Making quality improvement inroads
Quality improvement work has always been a passion of Dr. Shaw’s. The seed was planted by one of her teachers, Dr. David Johnson, during her anesthesiology residency.
“He told me, ‘The way we care for patients individually and collectively is not mutually exclusive. We can be good at taking care of patients one-on-one and good at caring for many at once by improving how the system works through the science and skills of quality improvement.’”
For the past two decades, Dr. Shaw has worked hard to make clinical and system improvements at the local, regional and provincial level in Saskatchewan. She has been a successful department head, a physician leader with the Saskatchewan Surgical Initiative and co-lead of the former Saskatoon Health Region's Safer Every Day initiative. She is currently a member of the Saskatchewan Health Authority’s Executive Leadership Team and board chair for the Saskatchewan Health Quality Council, and prior to her appointment as chief medical officer, was a director of physician advocacy and leadership with the Saskatchewan Medical Association.

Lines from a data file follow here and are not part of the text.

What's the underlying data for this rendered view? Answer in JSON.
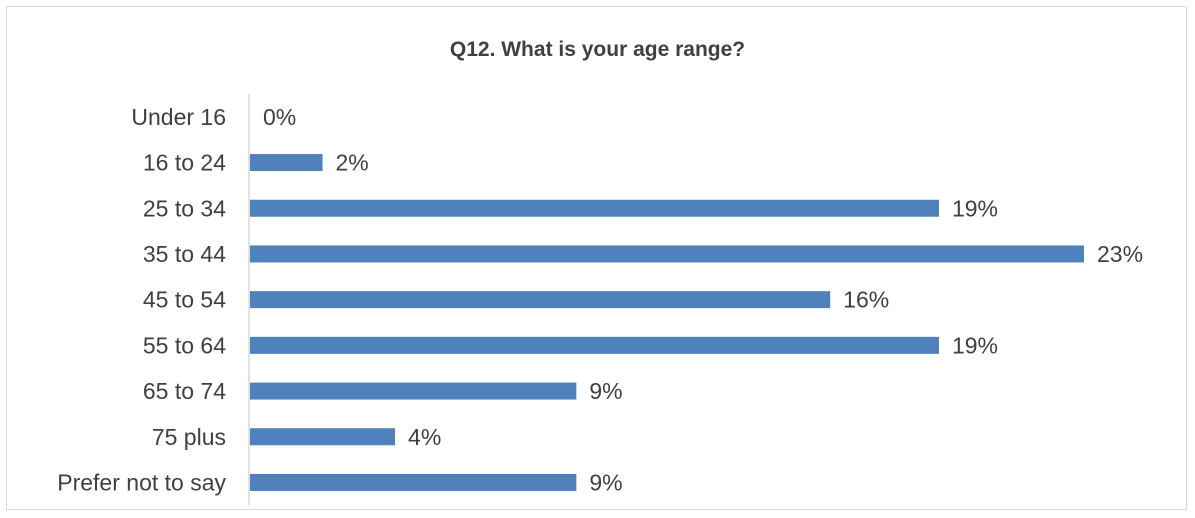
{
  "chart_data": {
    "type": "bar",
    "orientation": "horizontal",
    "title": "Q12. What is your age range?",
    "categories": [
      "Under 16",
      "16 to 24",
      "25 to 34",
      "35 to 44",
      "45 to 54",
      "55 to 64",
      "65 to 74",
      "75 plus",
      "Prefer not to say"
    ],
    "values": [
      0,
      2,
      19,
      23,
      16,
      19,
      9,
      4,
      9
    ],
    "value_labels": [
      "0%",
      "2%",
      "19%",
      "23%",
      "16%",
      "19%",
      "9%",
      "4%",
      "9%"
    ],
    "xlabel": "",
    "ylabel": "",
    "xlim": [
      0,
      23
    ],
    "grid": false,
    "legend": "none",
    "bar_color": "#4f81bd",
    "axis_color": "#d9d9d9",
    "text_color": "#404040"
  }
}
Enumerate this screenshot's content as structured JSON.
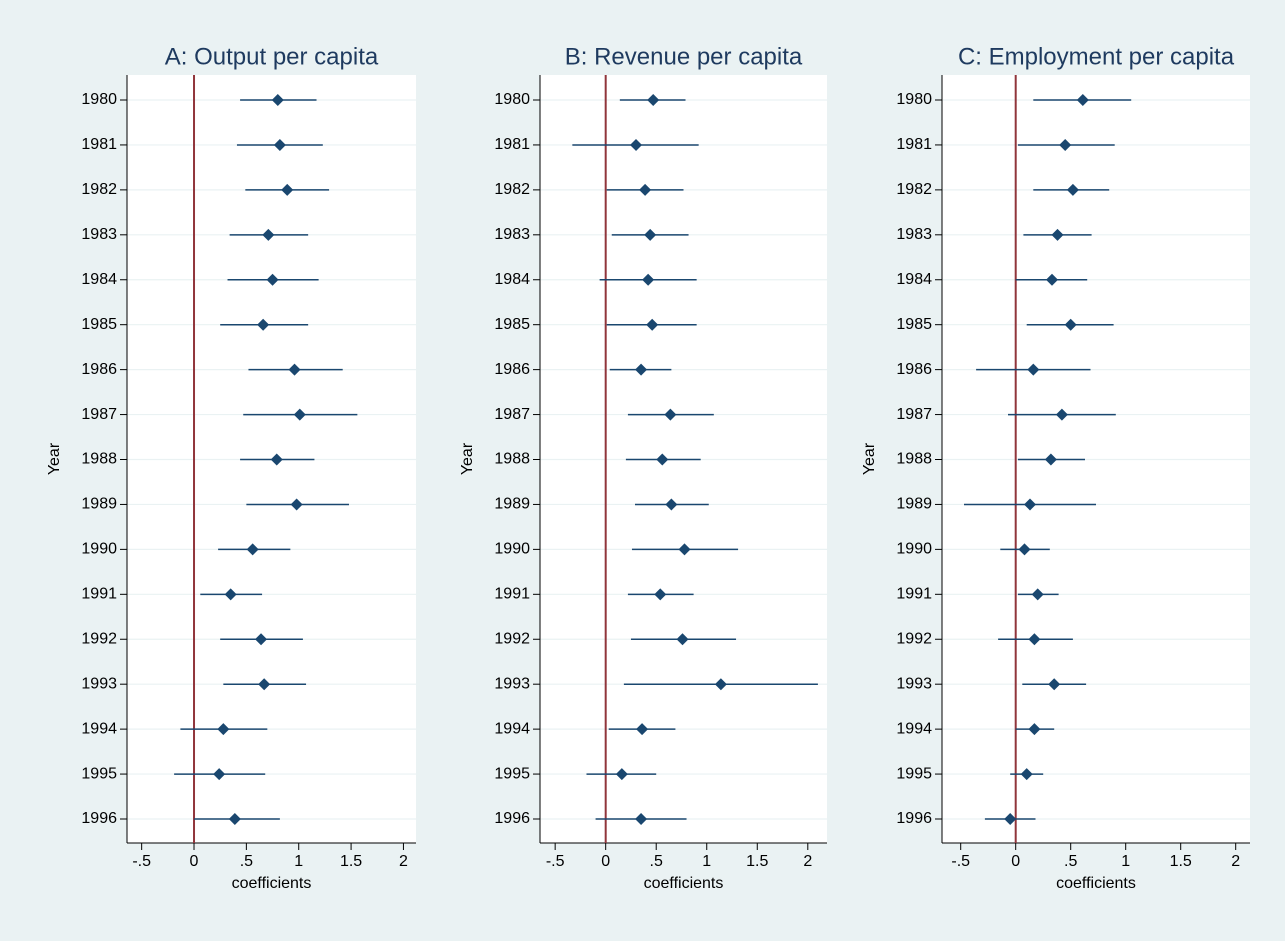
{
  "chart_data": [
    {
      "type": "coefplot",
      "title": "A: Output per capita",
      "y_label": "Year",
      "x_label": "coefficients",
      "categories": [
        "1980",
        "1981",
        "1982",
        "1983",
        "1984",
        "1985",
        "1986",
        "1987",
        "1988",
        "1989",
        "1990",
        "1991",
        "1992",
        "1993",
        "1994",
        "1995",
        "1996"
      ],
      "values": [
        0.8,
        0.82,
        0.89,
        0.71,
        0.75,
        0.66,
        0.96,
        1.01,
        0.79,
        0.98,
        0.56,
        0.35,
        0.64,
        0.67,
        0.28,
        0.24,
        0.39
      ],
      "ci_low": [
        0.44,
        0.41,
        0.49,
        0.34,
        0.32,
        0.25,
        0.52,
        0.47,
        0.44,
        0.5,
        0.23,
        0.06,
        0.25,
        0.28,
        -0.13,
        -0.19,
        0.0
      ],
      "ci_high": [
        1.17,
        1.23,
        1.29,
        1.09,
        1.19,
        1.09,
        1.42,
        1.56,
        1.15,
        1.48,
        0.92,
        0.65,
        1.04,
        1.07,
        0.7,
        0.68,
        0.82
      ],
      "color": "#1a476f",
      "ref_line": 0,
      "ref_color": "#90353b",
      "grid": true,
      "xlim": [
        -0.64,
        2.12
      ],
      "xticks": [
        {
          "value": -0.5,
          "label": "-.5"
        },
        0,
        {
          "value": 0.5,
          "label": ".5"
        },
        1,
        1.5,
        2
      ]
    },
    {
      "type": "coefplot",
      "title": "B: Revenue per capita",
      "y_label": "Year",
      "x_label": "coefficients",
      "categories": [
        "1980",
        "1981",
        "1982",
        "1983",
        "1984",
        "1985",
        "1986",
        "1987",
        "1988",
        "1989",
        "1990",
        "1991",
        "1992",
        "1993",
        "1994",
        "1995",
        "1996"
      ],
      "values": [
        0.47,
        0.3,
        0.39,
        0.44,
        0.42,
        0.46,
        0.35,
        0.64,
        0.56,
        0.65,
        0.78,
        0.54,
        0.76,
        1.14,
        0.36,
        0.16,
        0.35
      ],
      "ci_low": [
        0.14,
        -0.33,
        0.01,
        0.06,
        -0.06,
        0.01,
        0.04,
        0.22,
        0.2,
        0.29,
        0.26,
        0.22,
        0.25,
        0.18,
        0.03,
        -0.19,
        -0.1
      ],
      "ci_high": [
        0.79,
        0.92,
        0.77,
        0.82,
        0.9,
        0.9,
        0.65,
        1.07,
        0.94,
        1.02,
        1.31,
        0.87,
        1.29,
        2.1,
        0.69,
        0.5,
        0.8
      ],
      "color": "#1a476f",
      "ref_line": 0,
      "ref_color": "#90353b",
      "grid": true,
      "xlim": [
        -0.65,
        2.19
      ],
      "xticks": [
        {
          "value": -0.5,
          "label": "-.5"
        },
        0,
        {
          "value": 0.5,
          "label": ".5"
        },
        1,
        1.5,
        2
      ]
    },
    {
      "type": "coefplot",
      "title": "C: Employment per capita",
      "y_label": "Year",
      "x_label": "coefficients",
      "categories": [
        "1980",
        "1981",
        "1982",
        "1983",
        "1984",
        "1985",
        "1986",
        "1987",
        "1988",
        "1989",
        "1990",
        "1991",
        "1992",
        "1993",
        "1994",
        "1995",
        "1996"
      ],
      "values": [
        0.61,
        0.45,
        0.52,
        0.38,
        0.33,
        0.5,
        0.16,
        0.42,
        0.32,
        0.13,
        0.08,
        0.2,
        0.17,
        0.35,
        0.17,
        0.1,
        -0.05
      ],
      "ci_low": [
        0.16,
        0.02,
        0.16,
        0.07,
        0.0,
        0.1,
        -0.36,
        -0.07,
        0.02,
        -0.47,
        -0.14,
        0.02,
        -0.16,
        0.06,
        0.0,
        -0.05,
        -0.28
      ],
      "ci_high": [
        1.05,
        0.9,
        0.85,
        0.69,
        0.65,
        0.89,
        0.68,
        0.91,
        0.63,
        0.73,
        0.31,
        0.39,
        0.52,
        0.64,
        0.35,
        0.25,
        0.18
      ],
      "color": "#1a476f",
      "ref_line": 0,
      "ref_color": "#90353b",
      "grid": true,
      "xlim": [
        -0.67,
        2.13
      ],
      "xticks": [
        {
          "value": -0.5,
          "label": "-.5"
        },
        0,
        {
          "value": 0.5,
          "label": ".5"
        },
        1,
        1.5,
        2
      ]
    }
  ]
}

“As a leader, one of the lessons I’ve learned is that we can have a greater impact as physicians if we’re willing and able to lead with our administrative colleagues,” Dr. Shaw says. “I don’t think physicians always have had the opportunity to see that our non-clinical, system leaders want the same things we do. They want patients to receive excellent care, and they want staff and physicians to be happy and feel supported in a sustainable health-care system.”

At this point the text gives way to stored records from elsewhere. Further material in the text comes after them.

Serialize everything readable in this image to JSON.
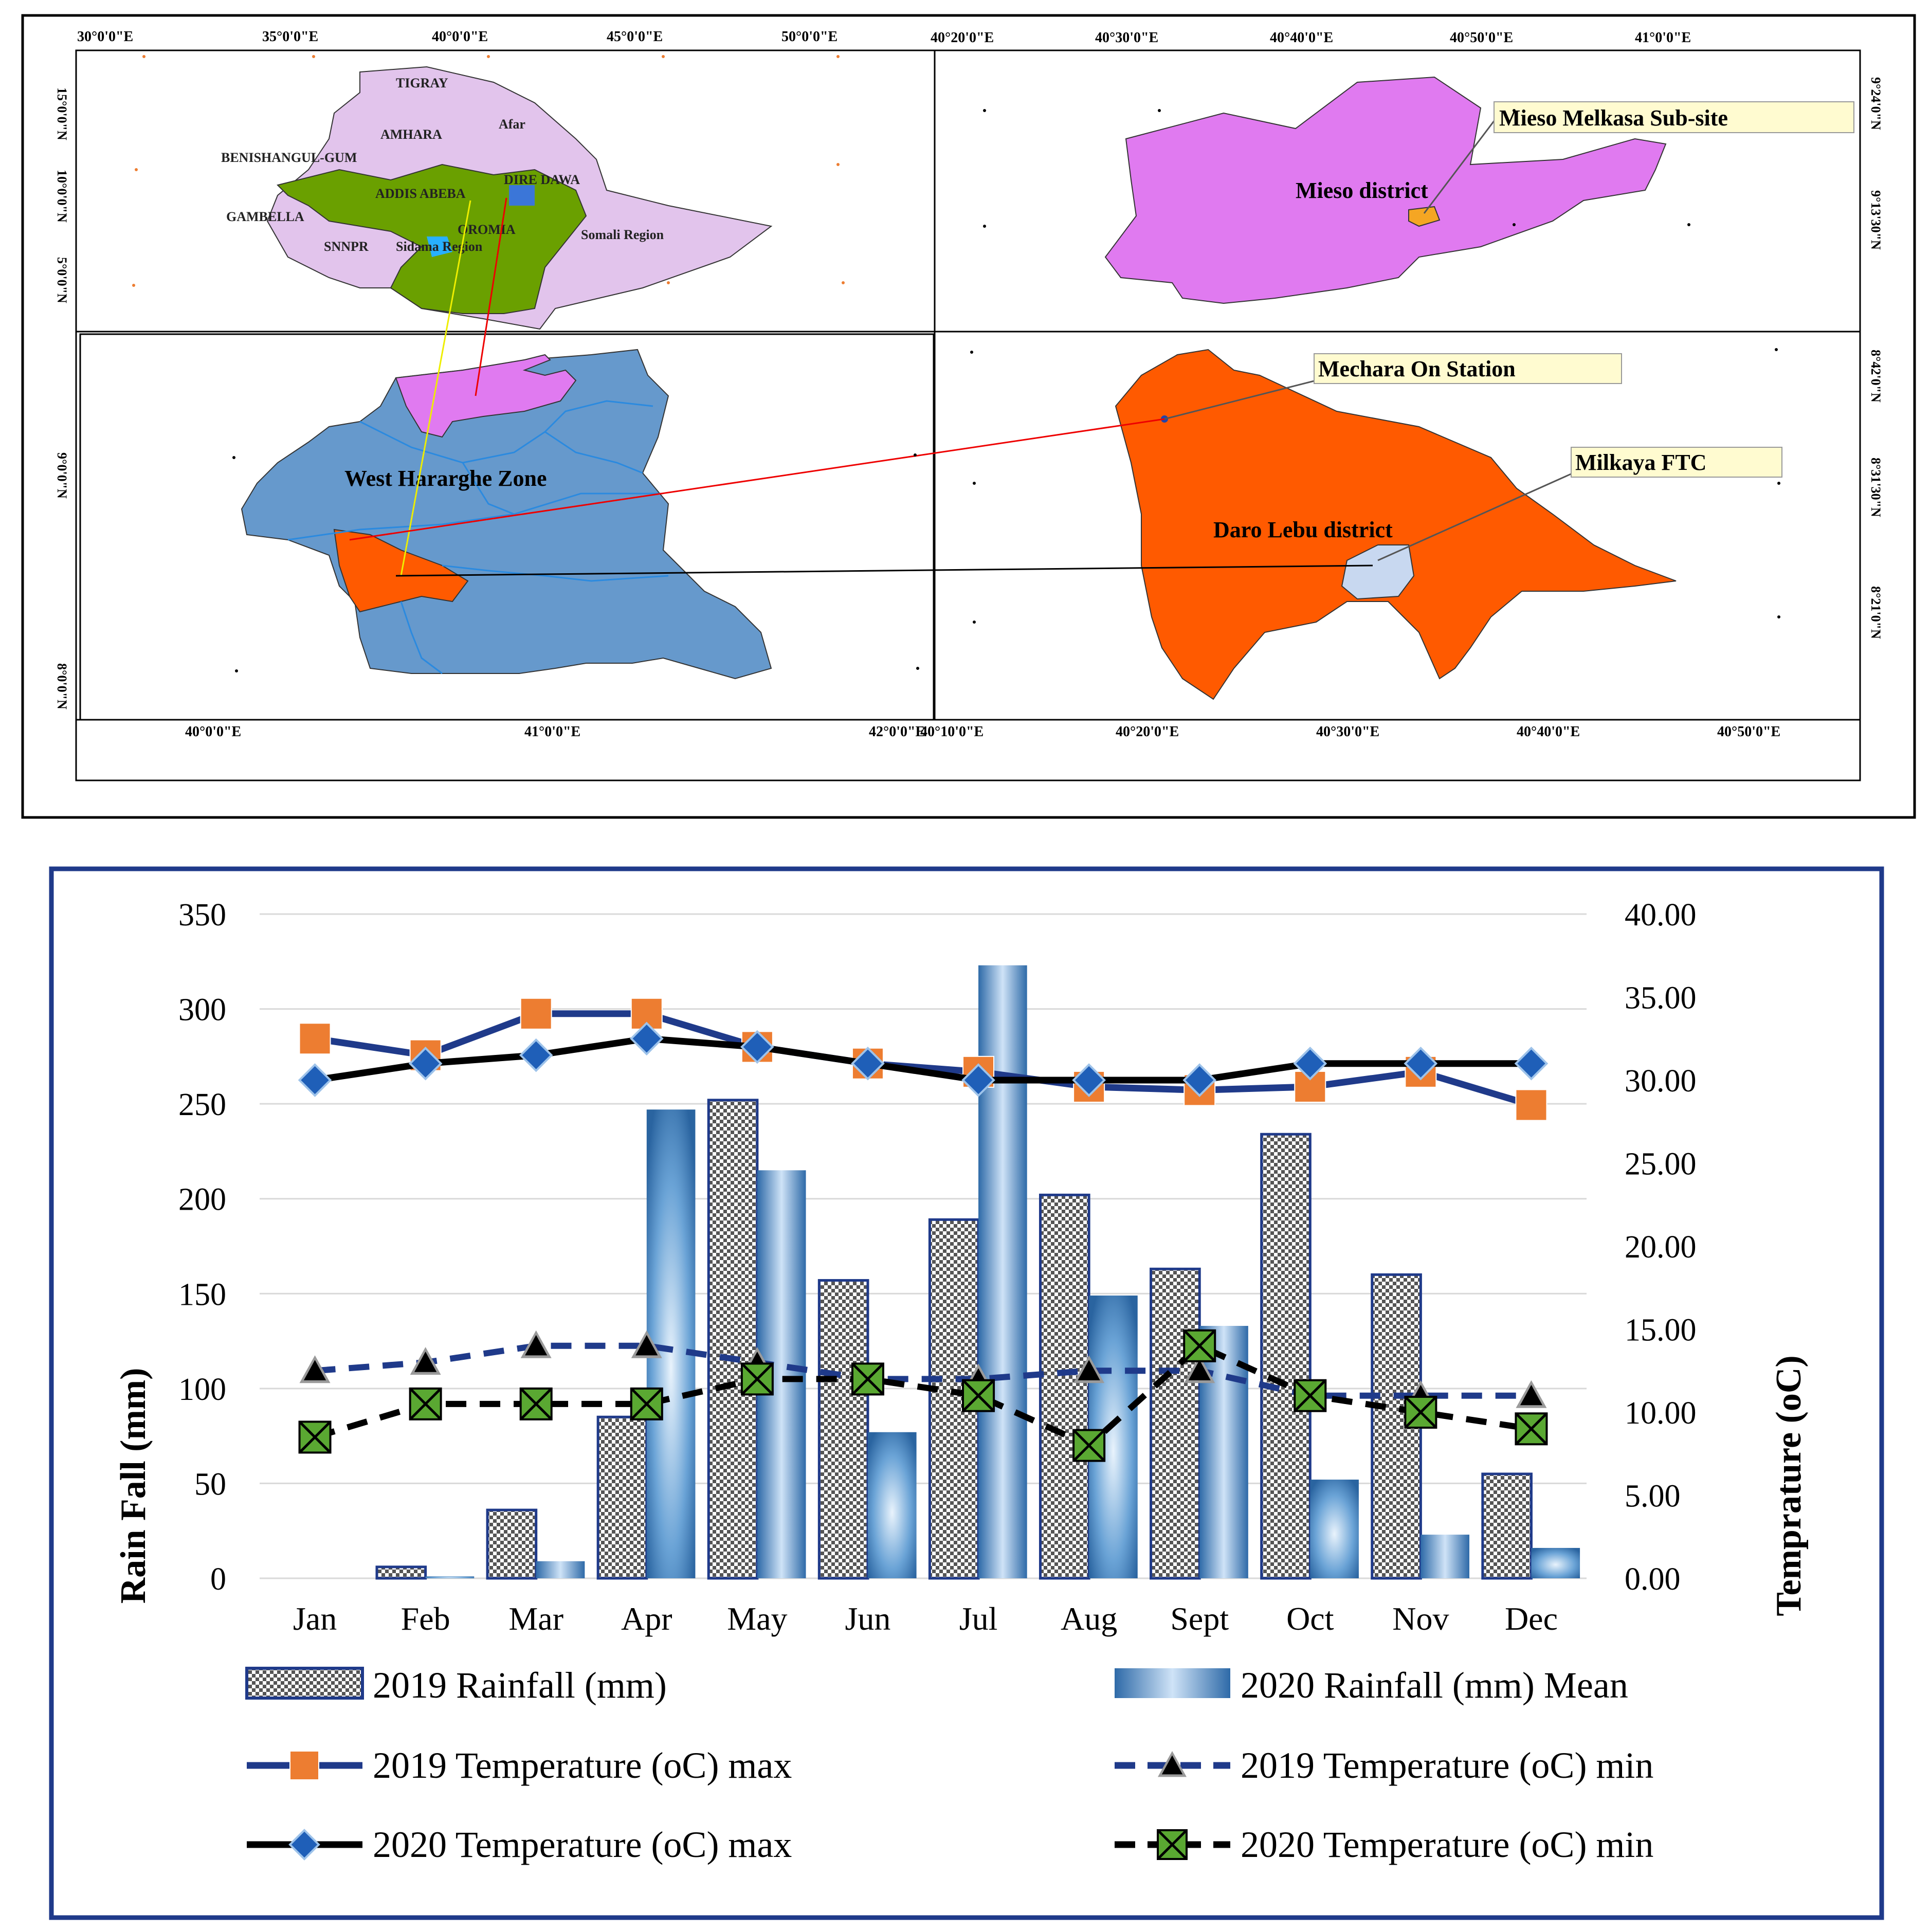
{
  "map": {
    "inset_ethiopia": {
      "top_ticks": [
        "30°0'0\"E",
        "35°0'0\"E",
        "40°0'0\"E",
        "45°0'0\"E",
        "50°0'0\"E"
      ],
      "left_ticks": [
        "15°0'0\"N",
        "10°0'0\"N",
        "5°0'0\"N"
      ],
      "regions": [
        "TIGRAY",
        "Afar",
        "AMHARA",
        "BENISHANGUL-GUM",
        "ADDIS ABEBA",
        "DIRE DAWA",
        "GAMBELLA",
        "OROMIA",
        "SNNPR",
        "Sidama Region",
        "Somali Region"
      ]
    },
    "inset_mieso": {
      "top_ticks": [
        "40°20'0\"E",
        "40°30'0\"E",
        "40°40'0\"E",
        "40°50'0\"E",
        "41°0'0\"E"
      ],
      "right_ticks": [
        "9°24'0\"N",
        "9°13'30\"N"
      ],
      "district_label": "Mieso district",
      "callout": "Mieso Melkasa Sub-site"
    },
    "inset_west_hararghe": {
      "left_ticks": [
        "9°0'0\"N",
        "8°0'0\"N"
      ],
      "bottom_ticks": [
        "40°0'0\"E",
        "41°0'0\"E",
        "42°0'0\"E"
      ],
      "zone_label": "West Hararghe Zone"
    },
    "inset_daro_lebu": {
      "bottom_ticks": [
        "40°10'0\"E",
        "40°20'0\"E",
        "40°30'0\"E",
        "40°40'0\"E",
        "40°50'0\"E"
      ],
      "right_ticks": [
        "8°42'0\"N",
        "8°31'30\"N",
        "8°21'0\"N"
      ],
      "district_label": "Daro Lebu district",
      "callouts": [
        "Mechara On Station",
        "Milkaya FTC"
      ]
    },
    "colors": {
      "ethiopia_fill": "#e2c4ec",
      "oromia_fill": "#6aa000",
      "mieso_fill": "#e07af0",
      "zone_fill": "#6699cc",
      "daro_lebu_fill": "#ff5a00",
      "site_fill": "#f5a623",
      "ftc_fill": "#c8d8f0"
    }
  },
  "chart_data": {
    "type": "bar",
    "categories": [
      "Jan",
      "Feb",
      "Mar",
      "Apr",
      "May",
      "Jun",
      "Jul",
      "Aug",
      "Sept",
      "Oct",
      "Nov",
      "Dec"
    ],
    "ylabel": "Rain Fall (mm)",
    "ylabel_right": "Temprature (oC)",
    "ylim": [
      0,
      350
    ],
    "ylim_right": [
      0,
      40
    ],
    "y_ticks": [
      "0",
      "50",
      "100",
      "150",
      "200",
      "250",
      "300",
      "350"
    ],
    "y_ticks_right": [
      "0.00",
      "5.00",
      "10.00",
      "15.00",
      "20.00",
      "25.00",
      "30.00",
      "35.00",
      "40.00"
    ],
    "grid": true,
    "legend_position": "bottom",
    "series": [
      {
        "name": "2019 Rainfall (mm)",
        "kind": "bar",
        "axis": "left",
        "values": [
          0,
          6,
          36,
          85,
          252,
          157,
          189,
          202,
          163,
          234,
          160,
          55
        ]
      },
      {
        "name": "2020 Rainfall (mm) Mean",
        "kind": "bar",
        "axis": "left",
        "values": [
          0,
          1,
          9,
          247,
          215,
          77,
          323,
          149,
          133,
          52,
          23,
          16
        ]
      },
      {
        "name": "2019 Temperature (oC) max",
        "kind": "line",
        "axis": "right",
        "dash": false,
        "values": [
          32.5,
          31.5,
          34.0,
          34.0,
          32.0,
          31.0,
          30.5,
          29.6,
          29.4,
          29.6,
          30.5,
          28.5
        ]
      },
      {
        "name": "2019 Temperature (oC) min",
        "kind": "line",
        "axis": "right",
        "dash": true,
        "values": [
          12.5,
          13.0,
          14.0,
          14.0,
          13.0,
          12.0,
          12.0,
          12.5,
          12.5,
          11.0,
          11.0,
          11.0
        ]
      },
      {
        "name": "2020 Temperature (oC) max",
        "kind": "line",
        "axis": "right",
        "dash": false,
        "values": [
          30.0,
          31.0,
          31.5,
          32.5,
          32.0,
          31.0,
          30.0,
          30.0,
          30.0,
          31.0,
          31.0,
          31.0
        ]
      },
      {
        "name": "2020 Temperature (oC) min",
        "kind": "line",
        "axis": "right",
        "dash": true,
        "values": [
          8.5,
          10.5,
          10.5,
          10.5,
          12.0,
          12.0,
          11.0,
          8.0,
          14.0,
          11.0,
          10.0,
          9.0
        ]
      }
    ],
    "colors": {
      "bar2019_outline": "#1f3a8a",
      "bar2020": "#2e6aa8",
      "max2019_line": "#1f3a8a",
      "max2019_marker": "#ed7d31",
      "min2019_line": "#1f3a8a",
      "min2019_marker": "#000000",
      "max2020_line": "#000000",
      "max2020_marker": "#1f5fb8",
      "min2020_line": "#000000",
      "min2020_marker": "#5aa832",
      "frame": "#1f3a8a"
    }
  }
}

CMO role to support physicians, build leadership
Working with administrative and physician leaders to improve Saskatchewan’s health-care system is one of Dr. Shaw’s priorities in her new role as chief medical officer, which began in December 2017 when the province’s 12 former regions amalgamated into one provincial authority.
“I want physicians to have the skills, ability, time and resources to do their work and to improve their work, because if we do that patients will receive better care and better outcomes, and physicians will be healthier and happier,” says Dr. Shaw, who recently wrote about
physician wellness and the high rate of physicians who are at risk of burnout.
“Saskatchewan has strong physician leaders,” she adds. “The next step is to make it easier for physicians to have more influence, because we know that high-performing health-care organizations consistently have physicians as leaders who have the data and analytics to help drive change.”
Although physicians comprise most of the practitioners in Saskatchewan, this group also includes dentists, chiropractors, nurse practitioners and mid-wives. As chief medical officer, it is Dr. Shaw’s responsibility to liaise between practitioners and health-care executives, as well as to ensure that patients receive the highest quality of care from these practitioners. It is also her job to provide leadership and direction on matters related to clinical organization, advances in medical technology and practitioner staff compensation, recruitment, orientation and retention.
What does Dr. Shaw like most about her new job?
“The potential,” she says without hesitation. “There’s so much more potential than ever before and a real sense of optimism that we’re in a position to help re-design the system. Health care is always changing, but I don’t think we’ve ever been in a position to re-design the system in a way that takes the best of what we have locally and make it work across the whole province.
“That’s a lot of work!” she says of the enormity and significance of the task at hand, her feet falling to the ground from where they had been resting on the chair.
“It’s going to take years, but it’s amazing to have this chance,” she adds. “Every day I’m learning new things and that’s exciting. I’m very lucky.”